A “automaticidade” da ordem jurídica machucada pela exceção -na Itália de Mussolini e na Alemanha Nazista- era acionada pela palavra do Duce e do Führer. No Brasil, o é por um conglomerado difuso, que tem no seu centro o oligopólio da mídia e seus aliados internos, no Poder Judiciário e no Ministério Público. Aliados que não são maioria, mas que constituem uma minoria hegemônica no interior destas instituições, face à cultura do medo do aniquilamento moral, que este oligopólio da mídia constrói contra os que se rebelam contra os seus juízos de exceção e seus julgamentos sumários. Aqueles que são proferidos sempre antes de manifestações definitivas das instâncias formais de Justiça.

Na própria mídia tradicional, é evidente, também temos jornalistas honestos e editores interessados em transitar algo de verdade. Leiam, por exemplo a matéria “Crescem lares dependentes de aposentados”, na pg.10 do Jornal do Comércio de 16.07.18, ou a matéria de 27.O7.18, “Vida piorou para 70% dos brasileiros no governo Temer, diz pesquisa”, do Valor. Basta lê-las para concluir o desastre social e econômico que foi o golpe e o significado cretino dos “atalhos” que substituem a política democrática pelas técnicas frias do manejo orçamentário, que são -na verdade- escolhas de um caminho político sem técnica, que se traduz apenas na força bruta para piorar a vida da maioria.

Um homem pula de uma janela de um prédio em chamas -conta Isaac Deutscher-  e cai sobre outro homem, quebrando-lhe os ossos. O que pulou salva-se com saúde, o outro fica aleijado e em sofrimento permanente. Este dois homens, apanhados numa situação de infortúnio não escolhido por qualquer deles -com consequências diferentes para ambos- tem, nos seus extremos, uma dupla possibilidade: ou se tornarem inimigos, de acordo com a dialética “amigo-inimigo” da retórica naturalista de Carl Schmitt, ou optarem pela compaixão. Esta eleita por Faulkner como atributo humano superior, através de uma escolha feita em liberdade.

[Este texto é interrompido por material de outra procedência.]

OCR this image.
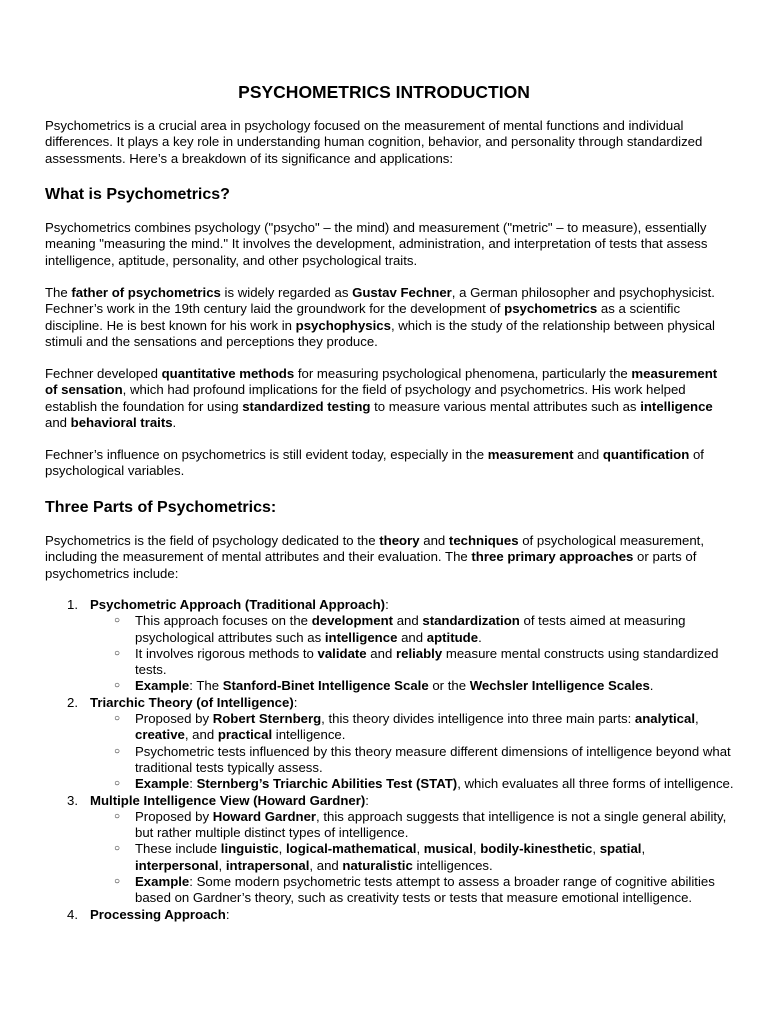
PSYCHOMETRICS INTRODUCTION

Psychometrics is a crucial area in psychology focused on the measurement of mental functions and individual differences. It plays a key role in understanding human cognition, behavior, and personality through standardized assessments. Here’s a breakdown of its significance and applications:

What is Psychometrics?

Psychometrics combines psychology ("psycho" – the mind) and measurement ("metric" – to measure), essentially meaning "measuring the mind." It involves the development, administration, and interpretation of tests that assess intelligence, aptitude, personality, and other psychological traits.

The father of psychometrics is widely regarded as Gustav Fechner, a German philosopher and psychophysicist. Fechner’s work in the 19th century laid the groundwork for the development of psychometrics as a scientific discipline. He is best known for his work in psychophysics, which is the study of the relationship between physical stimuli and the sensations and perceptions they produce.

Fechner developed quantitative methods for measuring psychological phenomena, particularly the measurement of sensation, which had profound implications for the field of psychology and psychometrics. His work helped establish the foundation for using standardized testing to measure various mental attributes such as intelligence and behavioral traits.

Fechner’s influence on psychometrics is still evident today, especially in the measurement and quantification of psychological variables.

Three Parts of Psychometrics:

Psychometrics is the field of psychology dedicated to the theory and techniques of psychological measurement, including the measurement of mental attributes and their evaluation. The three primary approaches or parts of psychometrics include:

1. Psychometric Approach (Traditional Approach):
○ This approach focuses on the development and standardization of tests aimed at measuring psychological attributes such as intelligence and aptitude.
○ It involves rigorous methods to validate and reliably measure mental constructs using standardized tests.
○ Example: The Stanford-Binet Intelligence Scale or the Wechsler Intelligence Scales.
2. Triarchic Theory (of Intelligence):
○ Proposed by Robert Sternberg, this theory divides intelligence into three main parts: analytical, creative, and practical intelligence.
○ Psychometric tests influenced by this theory measure different dimensions of intelligence beyond what traditional tests typically assess.
○ Example: Sternberg’s Triarchic Abilities Test (STAT), which evaluates all three forms of intelligence.
3. Multiple Intelligence View (Howard Gardner):
○ Proposed by Howard Gardner, this approach suggests that intelligence is not a single general ability, but rather multiple distinct types of intelligence.
○ These include linguistic, logical-mathematical, musical, bodily-kinesthetic, spatial, interpersonal, intrapersonal, and naturalistic intelligences.
○ Example: Some modern psychometric tests attempt to assess a broader range of cognitive abilities based on Gardner’s theory, such as creativity tests or tests that measure emotional intelligence.
4. Processing Approach:
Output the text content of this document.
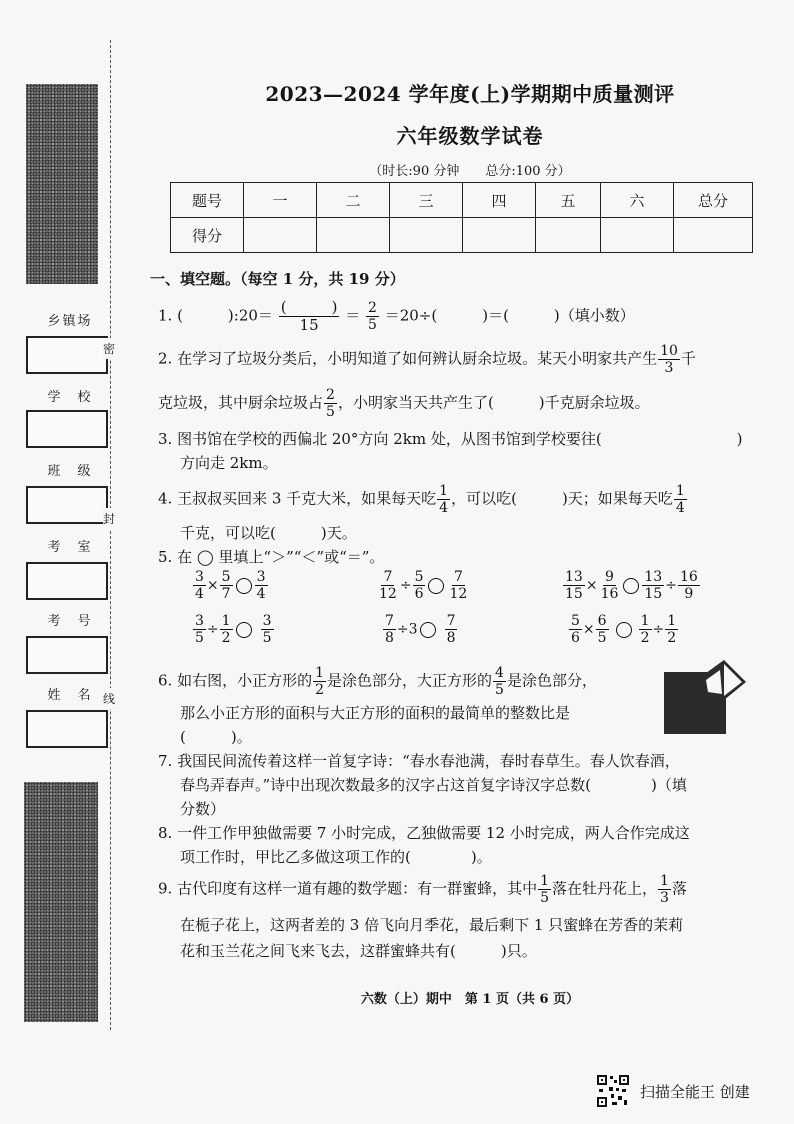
乡镇场
学　校
班　级
考　室
考　号
姓　名
密
封
线
2023—2024 学年度(上)学期期中质量测评
六年级数学试卷
（时长:90 分钟　　总分:100 分）
题号	一	二	三	四	五	六	总分
得分							
一、填空题。（每空 1 分，共 19 分）
1. (　　　):20＝ $\frac{( )}{15} = \frac{2}{5} =20\div$(　　　)＝(　　　)（填小数）
2. 在学习了垃圾分类后，小明知道了如何辨认厨余垃圾。某天小明家共产生 $\frac{10}{3}$ 千
克垃圾，其中厨余垃圾占 $\frac{2}{5}$ ，小明家当天共产生了(　　　)千克厨余垃圾。
3. 图书馆在学校的西偏北 20°方向 2km 处，从图书馆到学校要往(　　　　　　　　　)
方向走 2km。
4. 王叔叔买回来 3 千克大米，如果每天吃 $\frac{1}{4}$ ，可以吃(　　　)天；如果每天吃 $\frac{1}{4}$
千克，可以吃(　　　)天。
5. 在 ◯ 里填上“＞”“＜”或“＝”。
$\frac{3}{4} \times \frac{5}{7} \frac{3}{4}$	$\frac{7}{12} \div \frac{5}{6} \frac{7}{12}$	$\frac{13}{15} \times \frac{9}{16} \frac{13}{15} \div \frac{16}{9}$
$\frac{3}{5} \div \frac{1}{2} \frac{3}{5}$	$\frac{7}{8} \div 3 \frac{7}{8}$	$\frac{5}{6} \times \frac{6}{5} \frac{1}{2} \div \frac{1}{2}$
6. 如右图，小正方形的 $\frac{1}{2}$ 是涂色部分，大正方形的 $\frac{4}{5}$ 是涂色部分，
那么小正方形的面积与大正方形的面积的最简单的整数比是
(　　　)。
7. 我国民间流传着这样一首复字诗：“春水春池满，春时春草生。春人饮春酒，
春鸟弄春声。”诗中出现次数最多的汉字占这首复字诗汉字总数(　　　　)（填
分数）
8. 一件工作甲独做需要 7 小时完成，乙独做需要 12 小时完成，两人合作完成这
项工作时，甲比乙多做这项工作的(　　　　)。
9. 古代印度有这样一道有趣的数学题：有一群蜜蜂，其中 $\frac{1}{5}$ 落在牡丹花上， $\frac{1}{3}$ 落
在栀子花上，这两者差的 3 倍飞向月季花，最后剩下 1 只蜜蜂在芳香的茉莉
花和玉兰花之间飞来飞去，这群蜜蜂共有(　　　)只。
六数（上）期中　第 1 页（共 6 页）
扫描全能王 创建
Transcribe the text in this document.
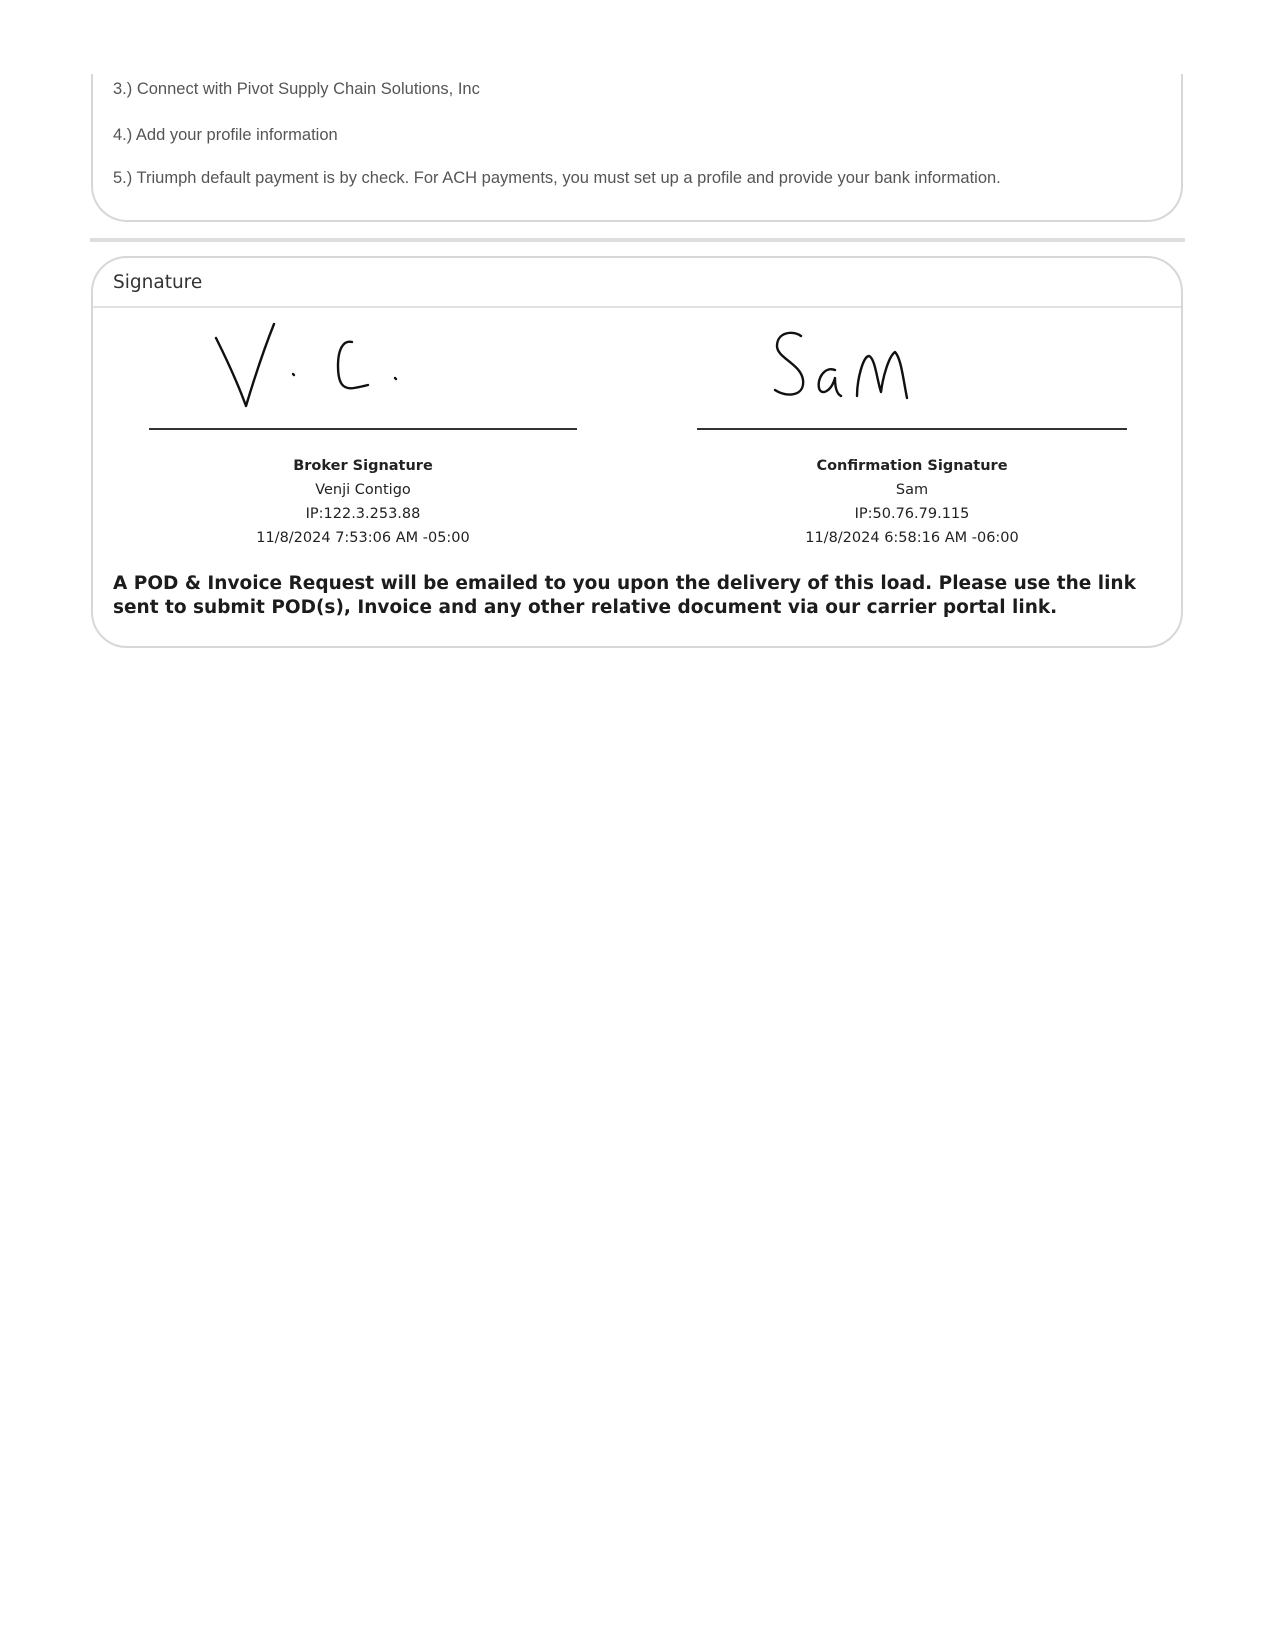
3.) Connect with Pivot Supply Chain Solutions, Inc

4.) Add your profile information

5.) Triumph default payment is by check. For ACH payments, you must set up a profile and provide your bank information.

Signature

Broker Signature
Venji Contigo
IP:122.3.253.88
11/8/2024 7:53:06 AM -05:00
Confirmation Signature
Sam
IP:50.76.79.115
11/8/2024 6:58:16 AM -06:00

A POD & Invoice Request will be emailed to you upon the delivery of this load. Please use the link sent to submit POD(s), Invoice and any other relative document via our carrier portal link.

Parece que os golpistas, hoje hegemônicos em todas as instituições importantes do país -inclusive na omissão de uma OAB indiferente às violações das prerrogativas do advogado e ao princípio da ampla defesa- já escolheram um caminho. Eles querem ser inimigos da maioria do povo brasileiro, que quer Lula como candidato, para que ele seja escolhido ou rejeitado pela soberania popular.

Cabe a nós, todavia, exercitarmos a compaixão com as vítimas do golpismo, que é a ampla maioria do povo brasileiro. E esta, às vezes, só pode ser eficaz e forte, quando tiver como base a união de consciências que contrarie o pessimismo de Faulkner. Como esta é a vida que temos, nos interessemos pelo “bem” e pelo “mal” e nos unifiquemos na luta contra a injustiça das escolhas que o mercado já fez, para punir pessoas de forma autoritária e alheia à Constituição.